There are thus many convincing arguments for the benefit of taking cultural shortcuts, and I am not saying we should never resort to them. My main point here, and a process I am hoping through writing these articles to facilitate both for myself and for any interested readers, is that it behooves us to consciously recognize the fact that we are taking shortcuts, and to acknowledge that those shortcuts are liable, at least on occasion, to fall, well, short.
If we mistakenly believe that our culturally-shaped perceptions fully reflect the underlying reality of the world, we will fail to second-guess them in those moments when the time or energy saved by the shortcut is not worth the cost of operating under false pretenses. Let me use an example which is perhaps more of a metaphor than anything else, but will I think at least begin to make my point. In day-to-day life it is harmless to operate under the mistaken but visually and culturally reinforced perception that the sun goes around the earth once each day. But when calculating certain weather patterns, it is necessary to recognize the fallacy of that assumption in order to predict and account for the effects of the earth’s rotation.

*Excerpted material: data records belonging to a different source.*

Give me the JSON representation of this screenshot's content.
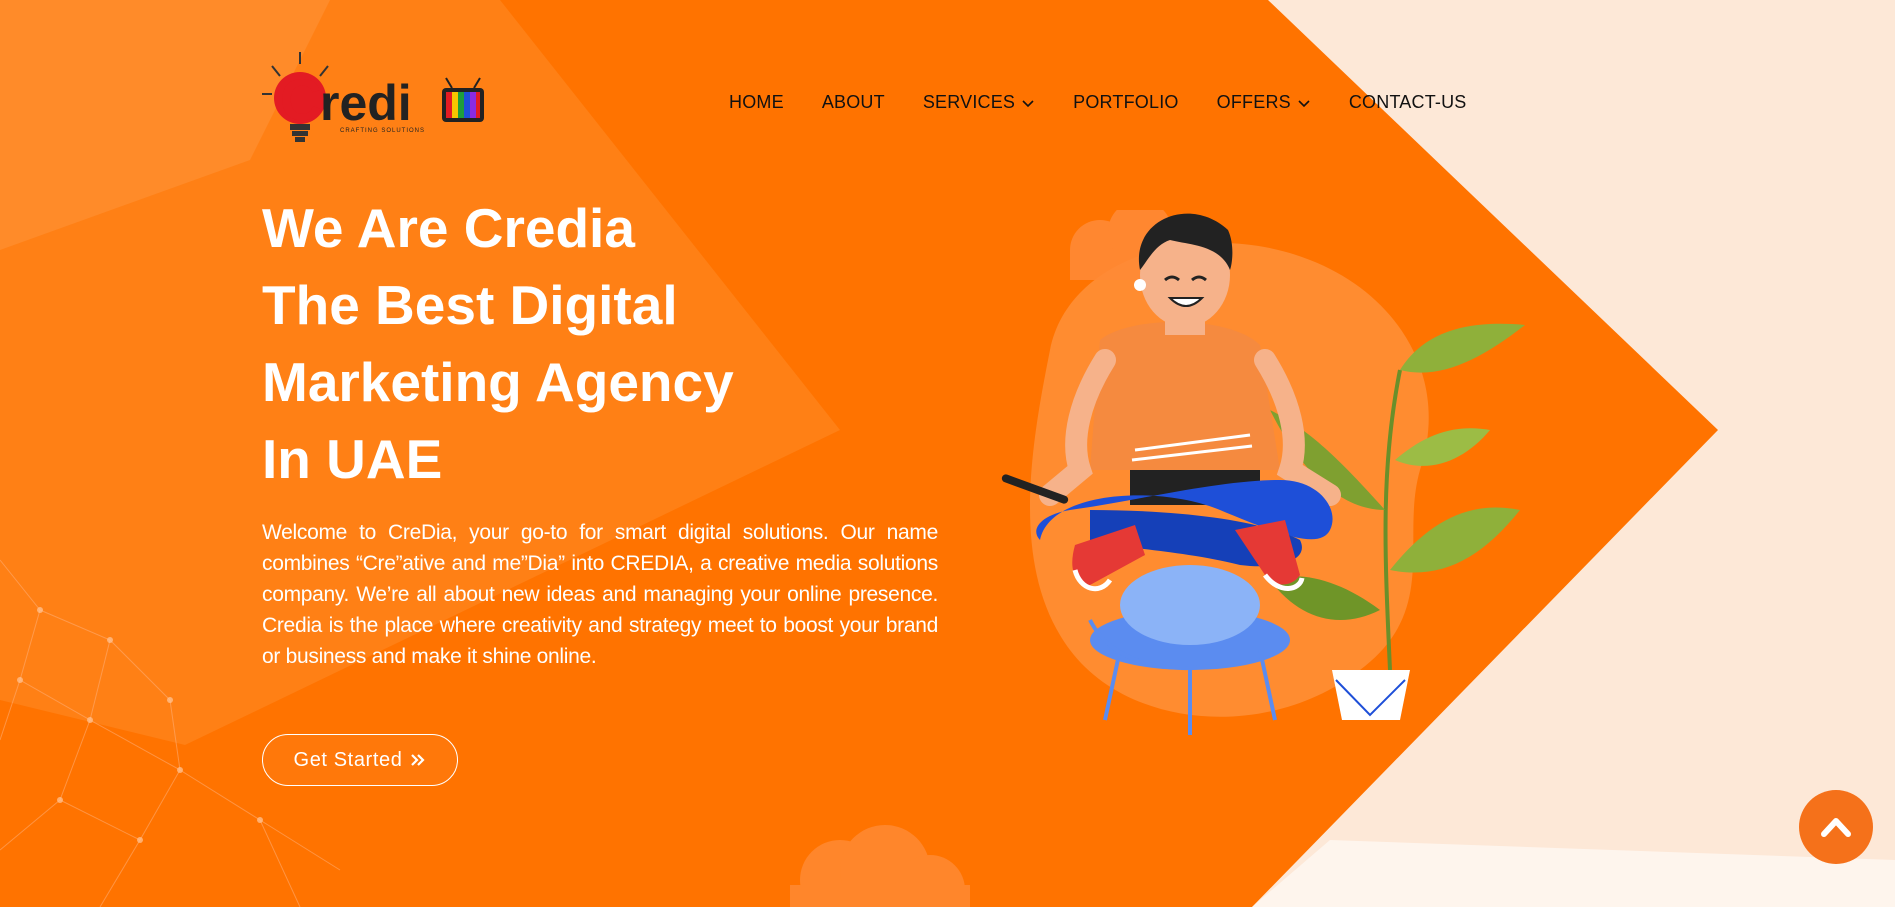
{
  "brand": {
    "logo_text": "Credia",
    "tagline": "CRAFTING SOLUTIONS",
    "logo_tv_icon": "tv-icon",
    "logo_bulb_icon": "lightbulb-icon"
  },
  "nav": {
    "items": [
      {
        "label": "HOME",
        "dropdown": false
      },
      {
        "label": "ABOUT",
        "dropdown": false
      },
      {
        "label": "SERVICES",
        "dropdown": true
      },
      {
        "label": "PORTFOLIO",
        "dropdown": false
      },
      {
        "label": "OFFERS",
        "dropdown": true
      },
      {
        "label": "CONTACT-US",
        "dropdown": false
      }
    ],
    "dropdown_icon": "chevron-down-icon"
  },
  "hero": {
    "headline": [
      "We Are Credia",
      "The Best Digital",
      "Marketing Agency",
      "In UAE"
    ],
    "intro": "Welcome to CreDia, your go-to for smart digital solutions. Our name combines “Cre”ative and me”Dia” into CREDIA, a creative media solutions company. We’re all about new ideas and managing your online presence. Credia is the place where creativity and strategy meet to boost your brand or business and make it shine online.",
    "cta_label": "Get Started",
    "cta_icon": "double-chevron-right-icon",
    "illustration": "meditating-man-with-phone-illustration"
  },
  "scroll_top": {
    "icon": "chevron-up-icon"
  },
  "colors": {
    "primary_orange": "#ff7300",
    "light_peach": "#fde8d7",
    "text_dark": "#111111",
    "text_light": "#ffffff",
    "shirt_orange": "#f58a3f",
    "pants_blue": "#1e4fd8"
  }
}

In the same way, many other cultural shortcuts suffice, under most circumstances, to lead us through life without much derailment, but if we don’t acknowledge that they are, in fact, mere shortcuts, then we may fail to discount them under the few circumstances in which they are apt to lead us far astray. And that’s not to mention the cultural shortcuts that frequently or almost always lead us astray, but have become so deeply entrenched in our society that we continue to follow them at our own unwitting expense.